Finalmente un cambio di direzione nell’accesso al credito, spina nel fianco del rapporto tra imprese e banche? Gli ultimi dati resi noti dalla Camera di Commercio di Varese sembrerebbero confermare un’inversione di tendenza rispetto alla stretta del credito che si è particolarmente inasprita negli ultimi due anni sul nostro territorio, anche se non c’è da cantare troppo vittoria. Un primo dato che conferma come la situazione in provincia di Varese, pur ancora molto grave, sia in miglioramento rispetto al dato regionale e a quello nazionale, riguarda il valore complessivo dei prestiti degli istituti di credito alle imprese.
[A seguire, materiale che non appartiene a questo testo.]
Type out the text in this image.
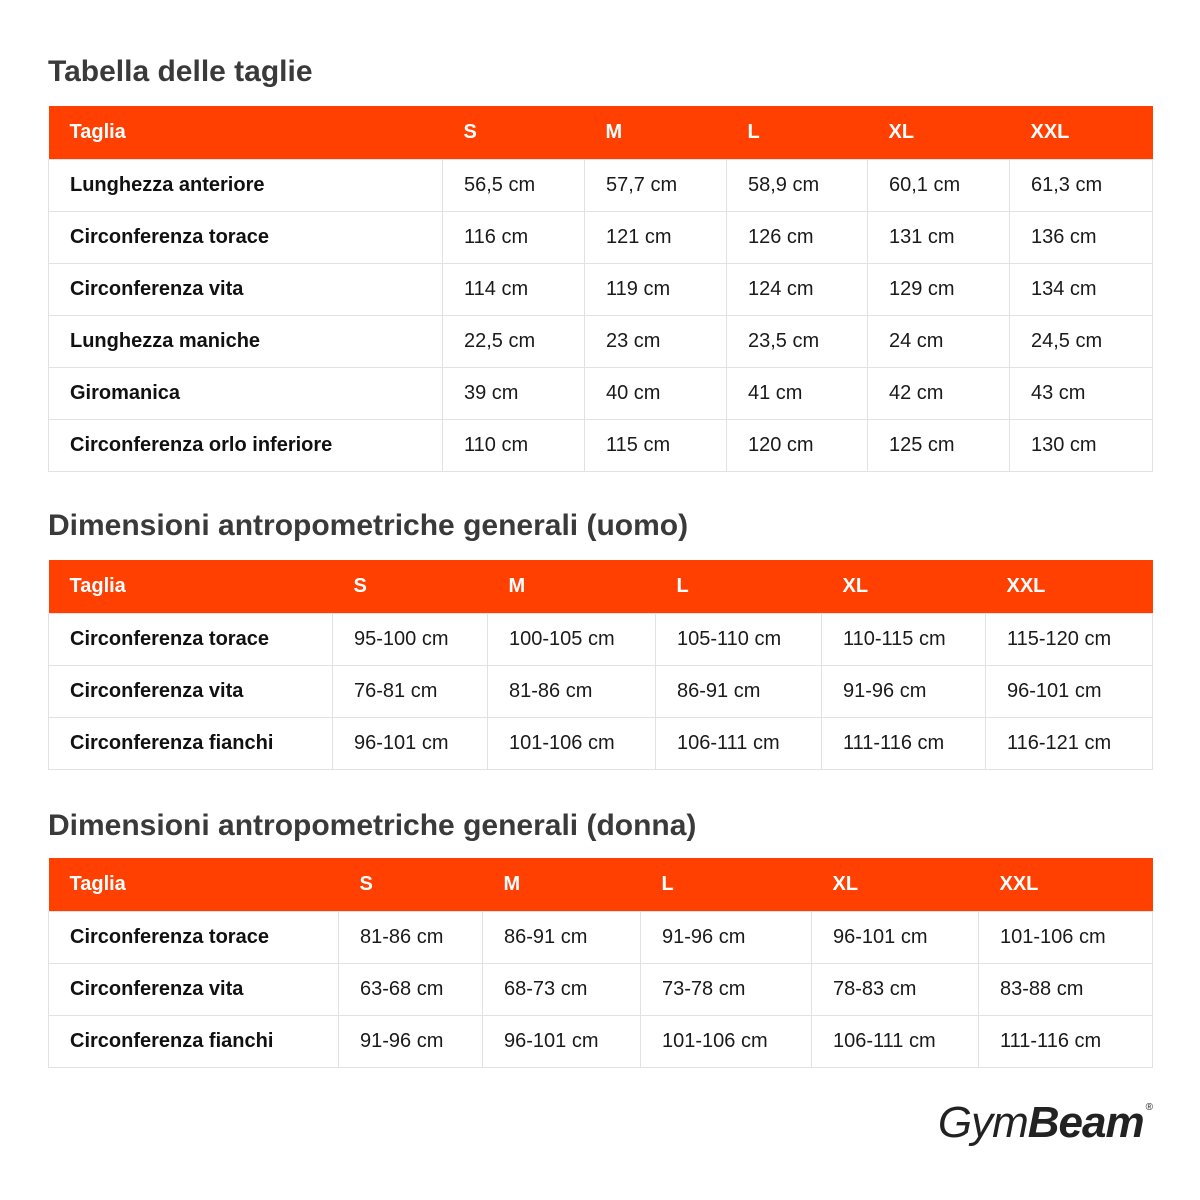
Tabella delle taglie
Taglia	S	M	L	XL	XXL
Lunghezza anteriore	56,5 cm	57,7 cm	58,9 cm	60,1 cm	61,3 cm
Circonferenza torace	116 cm	121 cm	126 cm	131 cm	136 cm
Circonferenza vita	114 cm	119 cm	124 cm	129 cm	134 cm
Lunghezza maniche	22,5 cm	23 cm	23,5 cm	24 cm	24,5 cm
Giromanica	39 cm	40 cm	41 cm	42 cm	43 cm
Circonferenza orlo inferiore	110 cm	115 cm	120 cm	125 cm	130 cm
Dimensioni antropometriche generali (uomo)
Taglia	S	M	L	XL	XXL
Circonferenza torace	95-100 cm	100-105 cm	105-110 cm	110-115 cm	115-120 cm
Circonferenza vita	76-81 cm	81-86 cm	86-91 cm	91-96 cm	96-101 cm
Circonferenza fianchi	96-101 cm	101-106 cm	106-111 cm	111-116 cm	116-121 cm
Dimensioni antropometriche generali (donna)
Taglia	S	M	L	XL	XXL
Circonferenza torace	81-86 cm	86-91 cm	91-96 cm	96-101 cm	101-106 cm
Circonferenza vita	63-68 cm	68-73 cm	73-78 cm	78-83 cm	83-88 cm
Circonferenza fianchi	91-96 cm	96-101 cm	101-106 cm	106-111 cm	111-116 cm
GymBeam ®
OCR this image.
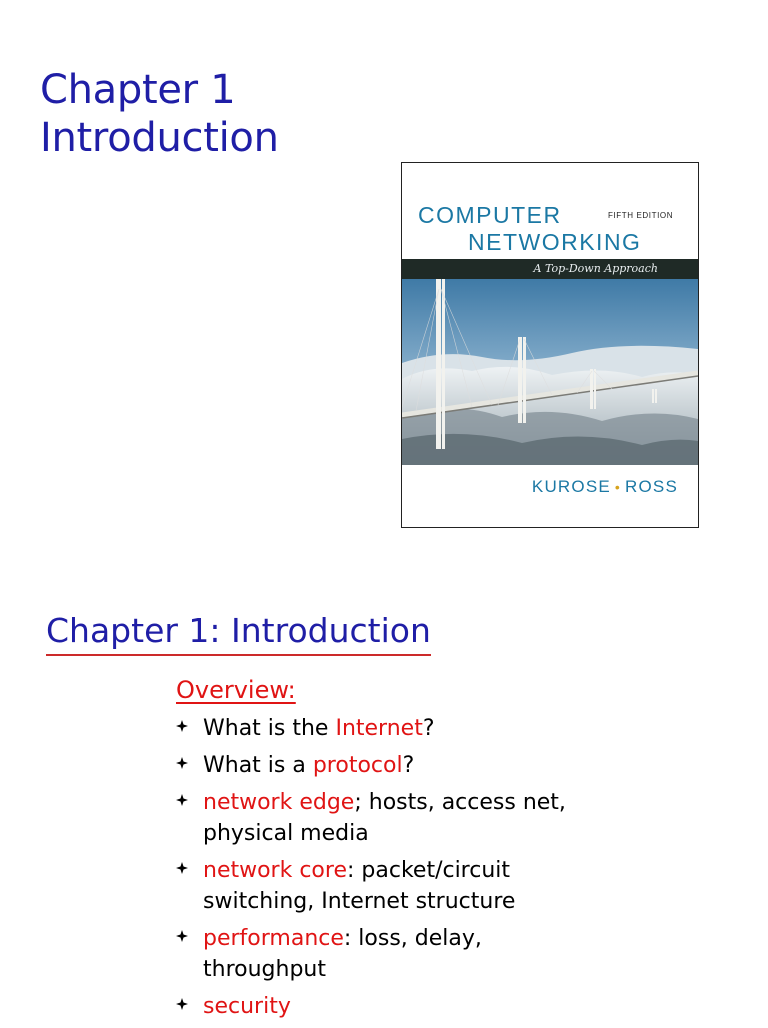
Chapter 1
Introduction
COMPUTER	FIFTH EDITION
NETWORKING
A Top-Down Approach
KUROSE • ROSS
Chapter 1: Introduction
Overview:
What is the Internet?
What is a protocol?
network edge; hosts, access net, physical media
network core: packet/circuit switching, Internet structure
performance: loss, delay, throughput
security
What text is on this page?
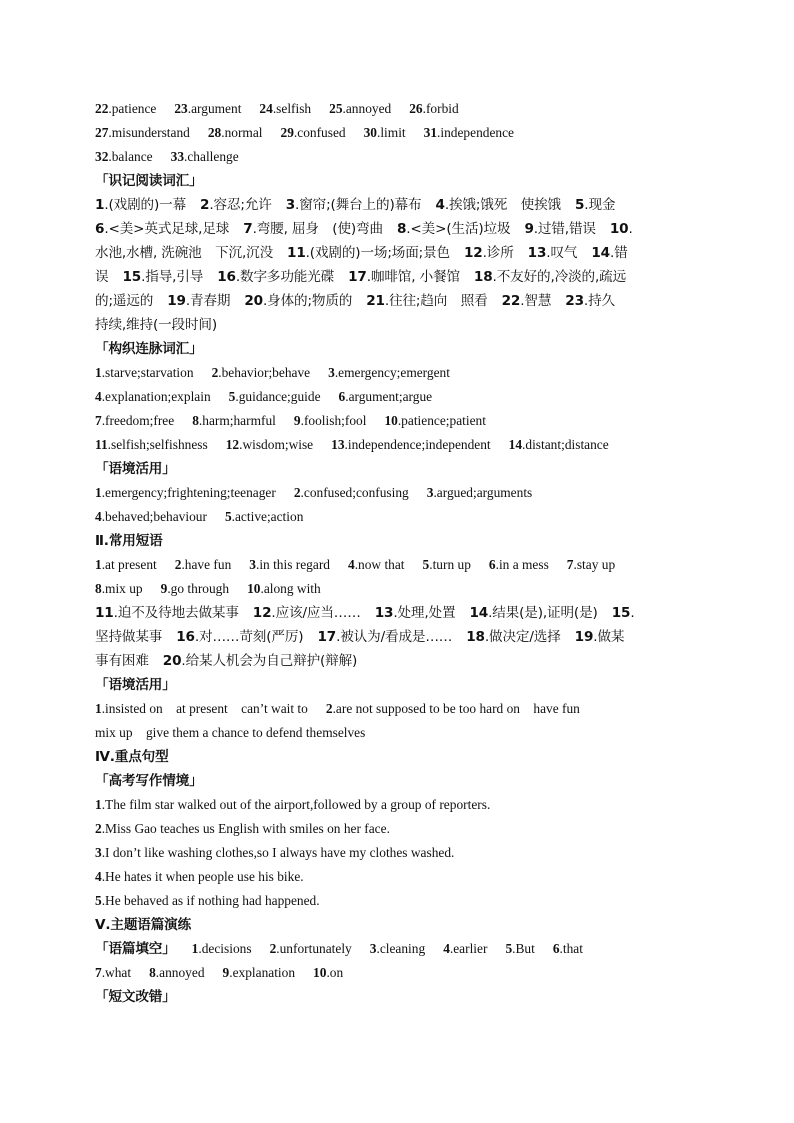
22.patience 23.argument 24.selfish 25.annoyed 26.forbid
27.misunderstand 28.normal 29.confused 30.limit 31.independence
32.balance 33.challenge
「识记阅读词汇」
1.(戏剧的)一幕 2.容忍;允许 3.窗帘;(舞台上的)幕布 4.挨饿;饿死　使挨饿 5.现金
6.<美>英式足球,足球 7.弯腰, 屈身　(使)弯曲 8.<美>(生活)垃圾 9.过错,错误 10.
水池,水槽, 洗碗池　下沉,沉没 11.(戏剧的)一场;场面;景色 12.诊所 13.叹气 14.错
误 15.指导,引导 16.数字多功能光碟 17.咖啡馆, 小餐馆 18.不友好的,冷淡的,疏远
的;遥远的 19.青春期 20.身体的;物质的 21.往往;趋向　照看 22.智慧 23.持久
持续,维持(一段时间)
「构织连脉词汇」
1.starve;starvation 2.behavior;behave 3.emergency;emergent
4.explanation;explain 5.guidance;guide 6.argument;argue
7.freedom;free 8.harm;harmful 9.foolish;fool 10.patience;patient
11.selfish;selfishness 12.wisdom;wise 13.independence;independent 14.distant;distance
「语境活用」
1.emergency;frightening;teenager 2.confused;confusing 3.argued;arguments
4.behaved;behaviour 5.active;action
Ⅱ.常用短语
1.at present 2.have fun 3.in this regard 4.now that 5.turn up 6.in a mess 7.stay up
8.mix up 9.go through 10.along with
11.迫不及待地去做某事 12.应该/应当…… 13.处理,处置 14.结果(是),证明(是) 15.
坚持做某事 16.对……苛刻(严厉) 17.被认为/看成是…… 18.做决定/选择 19.做某
事有困难 20.给某人机会为自己辩护(辩解)
「语境活用」
1.insisted on　at present　can’t wait to 2.are not supposed to be too hard on　have fun
mix up　give them a chance to defend themselves
Ⅳ.重点句型
「高考写作情境」
1.The film star walked out of the airport,followed by a group of reporters.
2.Miss Gao teaches us English with smiles on her face.
3.I don’t like washing clothes,so I always have my clothes washed.
4.He hates it when people use his bike.
5.He behaved as if nothing had happened.
Ⅴ.主题语篇演练
「语篇填空」 1.decisions 2.unfortunately 3.cleaning 4.earlier 5.But 6.that
7.what 8.annoyed 9.explanation 10.on
「短文改错」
A fine settembre 2013, ultimo dato disponibile, questo dato è pari a 8 milioni e 350 mila euro, in diminuzione dello 0.5% rispetto al mese di settembre 2012; nello stesso periodo, la Lombardia scende del 5.9% e l’Italia del 4.2%. «Da giugno di quest’anno – fanno notare dell’ente camerale varesino – si registra un cambio di direzione, non ancora solido, ma che potrebbe lasciare presagire un’inversione di tendenza». Il dato degli impieghi registrato mensilmente parla di un lento e costante miglioramento, con un allentamento del credit crunch, pur sempre dovendo considerare, purtroppo, che davanti il segno è sempre negativo. Ma bisogna tenere presente dai livelli dai quali si partiva; la contrazione del credito si è sviluppata sul lungo periodo, con un calo pari al – 8.3% negli ultimi due anni. Un andamento, che almeno a livello locale è stato migliore della media regionale (- 10%), ma peggiore di quella nazionale (- 7.9%). Nell’ultimo mese si è comunque percepito, in provincia di Varese, un lieve allentamento della stretta creditizia, anche se solo in termini di confronto congiunturale. Insomma, troppo pochi elementi per dire che l’economia varesina sta riuscendo a sconfiggere il credit crunch. «Il superamento della stretta creditizia potrebbe dare respiro alle imprese in crisi di liquidità» sottolineano dalla Camera di Commercio .
Una situazione certificata dal dato sulle sofferenze totali, ovvero i crediti ritenuti ormai inesigibili da parte delle banche, che a fine giugno di quest’anno, in provincia di Varese, sono giunte al 7.6% del totale degli impieghi, quando il dato di due anni fa era del 5.7%. Il numero di aziende che non riescono a rientrare dal credito è in aumento. Preoccupa anche
il fatto che, secondo la Cna di Varese, solo il 20% dei prestiti ottenuti dalle imprese viene destinato a nuovi investimenti, mentre il restante 80% è utilizzato per ovviare a problemi di liquidità. Sul piatto della bilancia ci sono ancora troppi elementi negativi per guardare con ottimismo agli ultimi dati, seppure in controtendenza, sul credit crunch dei primi 9 mesi del 2013.